This week both the university and the city of Groningen welcome thousands of new students into the streets, lecture halls, pubs, nightclubs and beyond. Even with lingering corona restrictions still in place there’s a real buzz about the streets as students are treated to outdoor events. There’s a real sense that the city will soon be in full swing again. It’s exciting to say the least, but it has downsides.
As outdoor festivals and meetups for students begin, we are met with the age-old issue that tortures Groningen and its would-be residents, the housing crisis. With news that the emergency housing at the Martiniplaza is fully booked and with beds The Village almost full, students are left with little options beside from couch-surfing while they seek that elusive bedroom for the year.

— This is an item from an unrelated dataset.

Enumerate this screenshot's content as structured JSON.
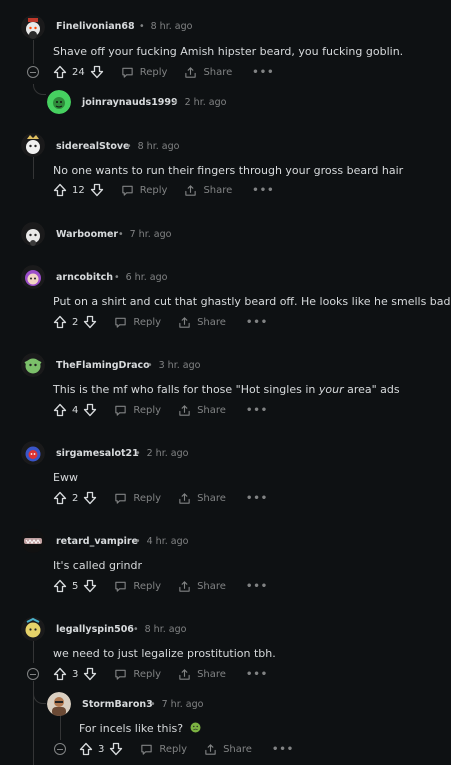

I wish I could say this is a sudden issue; that might offer some form of reasonable excuse as to why housing has become such a serious issue here. But neither the university nor the city can claim such plausible deniability. It’s been this way for years with international students particularly exposed to the depth of this housing crisis with only ‘temporary’ and ‘emergency’ solutions offered.
Why is there a lack of real and permanent solutions to this issue forthcoming from the city and the university at large? With the UG planning to grow student numbers in a city already stretched to its limits to accommodate its students, such short-term solutions won’t solve what is obviously a long-term problem.
Back home in Ireland, a similar housing crisis is facing the residents, professionals, and students of Dublin. A recent article discussed solutions to this, with one seemingly ideal proposed by USI (the national Students Union of Ireland). They propose that government provide universities, which are public institutions, with the funds to build their own affordable accommodations for their students.
Of course, this is a great idea. As such it will never happen in Ireland, thanks to a government made up entirely of right-leaning mega-landlords. But here in the Netherlands it seems to me that such a sensible idea would seem exactly the type of sensible use of public funds the public are accustomed to. So why the delay? After all, long-term problems need long-term solutions… right?
Oh well, there’s still plenty to enjoy around here anyways, so keep your head up.
At least until you find a place to put it down.